My first (BIG) screw up

September 29, 2017 by NJPainter

Well, I lived through my first big screw up.
An inevitable mile-marker along the road of starting a business, I know.

It was a custom wedding jacket. I was supposed to write the bride’s new last name on the back.

I practiced.
I measured.
I chalked out the lines.
I started painting and well, I screwed it up.
It was denim. AKA, it was irreversible.

I felt terrible.
Genuinely, wholly, utterly, thoroughly terrible.
I cried (really!)
I said truly un-kind, self-destructive things to myself in my head.
I felt the “WHAT AM I EVEN DOING”s and the “WHY DID I THINK I WAS GOOD AT THIS”s start to creep in.
I frantically texted Barry (what he was going to do about it, I don’t know!)
I found an identical jacket online and immediately ordered it so I could offer her a replacement.
I paced the apartment.
And then; I wrote an apology.

It was honest and transparent and (hopefully) authentic.

And thank goodness: the world sent me a really understanding customer.
“Don’t worry, these things happen,” she said.

(phhhewwwwwwww).

So I fixed it and refunded her and she loved the re-do better than the original concept and now of course the whole thing is very silly.

But the lessons are these:
1. Tell the truth. People are more understanding than we might anticipate. (And then be explicit in your gratefulness).

2. Find your community, because they will come to your rescue in these moments.
“It’s not an adventure if you don’t fuck up majorly once in awhile,” an ex-coworker said. “Small business is extreme highs the lowest lows. You can just hope to live somewhere in that middle zone. BUT… there’s power and strength in the ownership of these emotions,” said the owner of one of my favorite local businesses. These are the people who will normalize something that feels completely devastating and lonely. It flipped my entire perspective.

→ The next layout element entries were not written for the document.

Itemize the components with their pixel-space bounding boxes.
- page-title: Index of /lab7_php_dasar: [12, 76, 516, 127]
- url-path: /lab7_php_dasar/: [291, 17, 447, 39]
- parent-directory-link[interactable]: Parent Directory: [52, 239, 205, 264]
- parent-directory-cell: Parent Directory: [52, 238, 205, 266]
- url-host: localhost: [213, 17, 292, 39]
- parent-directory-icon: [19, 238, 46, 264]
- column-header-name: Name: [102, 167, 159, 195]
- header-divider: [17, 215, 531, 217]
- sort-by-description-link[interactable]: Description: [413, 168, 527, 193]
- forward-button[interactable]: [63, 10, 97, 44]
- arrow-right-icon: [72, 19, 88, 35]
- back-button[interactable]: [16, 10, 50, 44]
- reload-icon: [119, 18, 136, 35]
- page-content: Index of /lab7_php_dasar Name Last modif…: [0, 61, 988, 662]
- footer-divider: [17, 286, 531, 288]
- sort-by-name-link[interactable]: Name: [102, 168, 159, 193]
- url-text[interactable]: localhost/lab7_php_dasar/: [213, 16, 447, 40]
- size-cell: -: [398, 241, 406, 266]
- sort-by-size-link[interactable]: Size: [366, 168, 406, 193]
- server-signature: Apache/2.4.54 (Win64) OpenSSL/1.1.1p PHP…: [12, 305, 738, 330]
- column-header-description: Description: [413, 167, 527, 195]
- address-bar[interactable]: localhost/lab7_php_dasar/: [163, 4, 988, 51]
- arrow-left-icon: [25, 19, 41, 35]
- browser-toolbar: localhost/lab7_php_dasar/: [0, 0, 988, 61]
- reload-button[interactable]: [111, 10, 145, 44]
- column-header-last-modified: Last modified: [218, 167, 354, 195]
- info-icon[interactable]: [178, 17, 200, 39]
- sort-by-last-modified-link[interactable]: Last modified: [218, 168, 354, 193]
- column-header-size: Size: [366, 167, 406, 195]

3. In the end, I realized I’d stepped right into the spot I had asked to be in all along.
What I hated about publicity was that I was responsible for someone else’s beliefs and work. What I wanted out of my own business was that everything – the good, bad and ugly – would be mine. And boy was it handed to me. I’m not grateful for screwing up… but I am grateful that I get to do this and that screwing up led me deeper into being a person who owns a business and is familiar with its peaks and pitfalls. A person who, a year ago, sitting at a desk job that I hated, I would have killed to be. I’d rather be answering for my own mistakes than somebody else’s any day of the week. For that, I am so very, very grateful.

 

For the record: the replacement jacket turned up in the wrong size. Jerks.